Sali, chiudi la portiera.
Afferri la cintura e tenti di allacciarla; una, due, alla terza lasci e decidi di partire senza.
Prima, frizione e acceleratore.
Gli pneumatici stridono sull’asfalto scintillante, bagnato dalla pioggia battente.
Il semaforo è giallo, acceleri. Ormai è rosso.
Sguardo a destra e sinistra, passi lo stesso.
Altro incrocio, il traffico si accumula, davanti a te i catarifrangenti rossi si biforcano come la lingua di un serpente.
Dai un’occhiata al display del cellulare. Non arriverai mai in tempo.
Mancano cinque minuti di strada, abbandoni l’auto e cominci a correre, accompagnato dalle parole che qualche ora prima vi siete detti. Da quelle frasi prive di valore che avete detto solo perché stanchi e arrabbiati, anche se non sai per cosa.
Ti fai largo tra i passanti sul marciapiede. Urti una signora, le cade il grande ombrello rosso che ora gira su se stesso avvolto dal vento e dalle imprecazioni della donna.
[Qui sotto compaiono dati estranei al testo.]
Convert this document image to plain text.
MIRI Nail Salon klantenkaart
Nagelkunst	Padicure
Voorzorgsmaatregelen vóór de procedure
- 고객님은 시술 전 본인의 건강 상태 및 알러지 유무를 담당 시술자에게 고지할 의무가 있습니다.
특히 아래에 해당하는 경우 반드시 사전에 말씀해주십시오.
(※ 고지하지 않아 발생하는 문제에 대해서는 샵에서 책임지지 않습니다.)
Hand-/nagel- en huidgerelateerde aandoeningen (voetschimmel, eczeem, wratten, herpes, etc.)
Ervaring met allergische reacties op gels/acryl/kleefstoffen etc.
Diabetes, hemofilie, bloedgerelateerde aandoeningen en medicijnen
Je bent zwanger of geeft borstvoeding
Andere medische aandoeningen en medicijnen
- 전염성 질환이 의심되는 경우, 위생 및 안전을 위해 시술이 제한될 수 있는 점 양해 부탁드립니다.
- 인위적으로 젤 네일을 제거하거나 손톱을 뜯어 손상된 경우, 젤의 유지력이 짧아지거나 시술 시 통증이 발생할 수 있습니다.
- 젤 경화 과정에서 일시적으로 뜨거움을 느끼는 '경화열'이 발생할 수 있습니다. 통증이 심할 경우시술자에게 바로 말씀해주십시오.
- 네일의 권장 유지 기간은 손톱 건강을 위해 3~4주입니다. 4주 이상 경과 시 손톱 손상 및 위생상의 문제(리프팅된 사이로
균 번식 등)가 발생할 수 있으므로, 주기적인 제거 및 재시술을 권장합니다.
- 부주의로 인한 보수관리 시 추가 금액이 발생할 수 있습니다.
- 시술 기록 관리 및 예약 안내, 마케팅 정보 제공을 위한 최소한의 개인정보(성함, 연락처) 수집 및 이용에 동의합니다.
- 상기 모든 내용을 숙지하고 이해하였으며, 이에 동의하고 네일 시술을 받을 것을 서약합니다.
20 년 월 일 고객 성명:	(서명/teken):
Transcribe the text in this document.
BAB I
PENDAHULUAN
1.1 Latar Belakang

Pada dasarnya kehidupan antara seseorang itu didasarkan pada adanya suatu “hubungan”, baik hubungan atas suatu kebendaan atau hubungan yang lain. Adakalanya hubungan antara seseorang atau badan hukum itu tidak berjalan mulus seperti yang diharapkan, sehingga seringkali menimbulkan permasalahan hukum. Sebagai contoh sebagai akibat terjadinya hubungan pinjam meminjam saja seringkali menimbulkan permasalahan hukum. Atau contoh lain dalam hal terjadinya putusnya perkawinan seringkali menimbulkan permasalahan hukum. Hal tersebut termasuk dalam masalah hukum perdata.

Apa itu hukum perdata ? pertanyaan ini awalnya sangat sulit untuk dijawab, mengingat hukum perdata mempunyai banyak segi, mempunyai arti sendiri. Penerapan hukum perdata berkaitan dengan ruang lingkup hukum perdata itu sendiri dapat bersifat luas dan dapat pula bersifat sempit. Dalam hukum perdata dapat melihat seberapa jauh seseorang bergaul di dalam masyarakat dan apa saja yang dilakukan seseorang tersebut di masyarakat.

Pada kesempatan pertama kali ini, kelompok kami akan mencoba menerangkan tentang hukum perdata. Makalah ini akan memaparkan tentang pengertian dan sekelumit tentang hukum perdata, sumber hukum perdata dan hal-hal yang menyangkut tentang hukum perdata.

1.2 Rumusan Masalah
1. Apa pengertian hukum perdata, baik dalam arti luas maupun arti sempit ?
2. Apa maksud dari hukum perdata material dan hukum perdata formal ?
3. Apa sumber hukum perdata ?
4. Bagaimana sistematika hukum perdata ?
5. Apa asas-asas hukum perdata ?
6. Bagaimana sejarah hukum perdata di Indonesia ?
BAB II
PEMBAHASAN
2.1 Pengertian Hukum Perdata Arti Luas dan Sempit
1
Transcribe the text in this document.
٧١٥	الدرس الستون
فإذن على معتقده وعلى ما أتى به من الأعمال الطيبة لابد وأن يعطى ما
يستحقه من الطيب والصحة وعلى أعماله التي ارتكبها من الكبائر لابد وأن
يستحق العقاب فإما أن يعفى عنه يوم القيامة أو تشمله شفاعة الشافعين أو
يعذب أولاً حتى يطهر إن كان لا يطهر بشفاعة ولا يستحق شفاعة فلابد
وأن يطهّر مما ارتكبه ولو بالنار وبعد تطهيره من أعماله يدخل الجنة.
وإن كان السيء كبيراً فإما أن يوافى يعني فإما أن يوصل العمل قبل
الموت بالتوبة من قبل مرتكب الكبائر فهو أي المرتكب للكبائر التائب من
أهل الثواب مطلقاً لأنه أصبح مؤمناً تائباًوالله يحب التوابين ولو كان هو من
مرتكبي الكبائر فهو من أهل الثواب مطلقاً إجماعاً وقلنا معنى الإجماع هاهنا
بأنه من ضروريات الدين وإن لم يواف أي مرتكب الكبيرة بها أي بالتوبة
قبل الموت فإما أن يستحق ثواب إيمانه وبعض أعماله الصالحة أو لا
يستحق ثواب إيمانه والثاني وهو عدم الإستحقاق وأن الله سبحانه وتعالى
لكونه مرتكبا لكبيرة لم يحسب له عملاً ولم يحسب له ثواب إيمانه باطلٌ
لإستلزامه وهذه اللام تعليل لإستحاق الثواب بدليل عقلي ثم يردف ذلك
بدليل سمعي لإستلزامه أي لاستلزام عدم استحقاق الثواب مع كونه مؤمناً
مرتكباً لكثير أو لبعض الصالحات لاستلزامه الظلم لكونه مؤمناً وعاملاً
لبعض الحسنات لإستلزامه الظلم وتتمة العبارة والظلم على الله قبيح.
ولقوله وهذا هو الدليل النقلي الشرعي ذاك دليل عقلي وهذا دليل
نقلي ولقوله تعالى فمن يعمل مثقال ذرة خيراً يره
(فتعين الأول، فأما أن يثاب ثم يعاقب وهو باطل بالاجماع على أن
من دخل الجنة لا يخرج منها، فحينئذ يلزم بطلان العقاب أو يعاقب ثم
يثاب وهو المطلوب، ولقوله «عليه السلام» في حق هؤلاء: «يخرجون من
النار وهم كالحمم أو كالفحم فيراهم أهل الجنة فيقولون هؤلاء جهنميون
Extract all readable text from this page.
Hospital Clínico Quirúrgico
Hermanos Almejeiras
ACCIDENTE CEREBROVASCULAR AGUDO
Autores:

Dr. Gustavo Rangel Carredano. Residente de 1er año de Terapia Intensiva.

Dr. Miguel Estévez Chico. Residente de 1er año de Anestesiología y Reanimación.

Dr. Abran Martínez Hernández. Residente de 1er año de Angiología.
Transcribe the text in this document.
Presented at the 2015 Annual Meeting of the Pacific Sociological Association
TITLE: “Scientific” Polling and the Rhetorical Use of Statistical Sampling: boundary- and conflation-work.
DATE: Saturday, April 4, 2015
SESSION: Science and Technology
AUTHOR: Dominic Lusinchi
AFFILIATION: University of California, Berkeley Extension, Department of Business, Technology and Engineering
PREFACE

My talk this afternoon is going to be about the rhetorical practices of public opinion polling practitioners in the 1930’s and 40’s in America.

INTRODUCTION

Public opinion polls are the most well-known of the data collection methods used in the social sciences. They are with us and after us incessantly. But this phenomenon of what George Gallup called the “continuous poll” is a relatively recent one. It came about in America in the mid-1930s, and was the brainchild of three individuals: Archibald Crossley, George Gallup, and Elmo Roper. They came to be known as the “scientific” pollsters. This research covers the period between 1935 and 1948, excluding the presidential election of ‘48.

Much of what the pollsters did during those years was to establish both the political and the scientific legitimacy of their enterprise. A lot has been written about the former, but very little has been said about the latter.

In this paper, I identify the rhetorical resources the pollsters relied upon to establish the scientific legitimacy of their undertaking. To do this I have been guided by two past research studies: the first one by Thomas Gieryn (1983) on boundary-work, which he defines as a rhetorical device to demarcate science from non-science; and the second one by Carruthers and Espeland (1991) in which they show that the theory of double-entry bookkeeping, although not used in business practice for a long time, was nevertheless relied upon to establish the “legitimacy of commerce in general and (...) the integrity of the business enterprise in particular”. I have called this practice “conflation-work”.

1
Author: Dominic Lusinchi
Le gridi le tue scuse, anche se probabilmente non le ha sentite, non le hai sentite uscire neanche tu dalla tua bocca. L’unica cosa che senti è il polso battere, pulsare come se lo avessi in testa.
Salti un tombino; la camicia azzurra è zuppa, i capelli fradici. I piedi sembrano navigare dentro alle scarpe impregnate di acqua piovana.
Finalmente scorgi l’imponente struttura. Non sai dove, ma trovi altro fiato per correre ancora più veloce. Attraversi la strada, un taxi si ferma a pochi centimetri da te.
Parolacce escono veloci dalle labbra del conducente, i gesti della mano destra le accompagnano. Le senti sconnesse in mezzo allo strombazzare del clacson. Non ci fai caso e prosegui.
Le porte scorrevoli si aprono, goccioli sul pavimento in linoleum grigio che riflette le luci al neon.
Ti fermi solo un istante, con le mani sulle ginocchia tenti di aumentare la tua riserva d’aria. Alzi lo sguardo e fissi l’orologio digitale.
“Cazzo!”
Riprendi a correre. Le scale mobili sono occupate da ragazzi con grandi zaini sulle spalle pronti per affrontare l’avventura della loro vita, di giovani coppie appena sposate che amorevoli si stringono nel calore di un abbraccio. Di famiglie decise a passare insieme le vacanze in qualche posto esotico, o magari in una città europea.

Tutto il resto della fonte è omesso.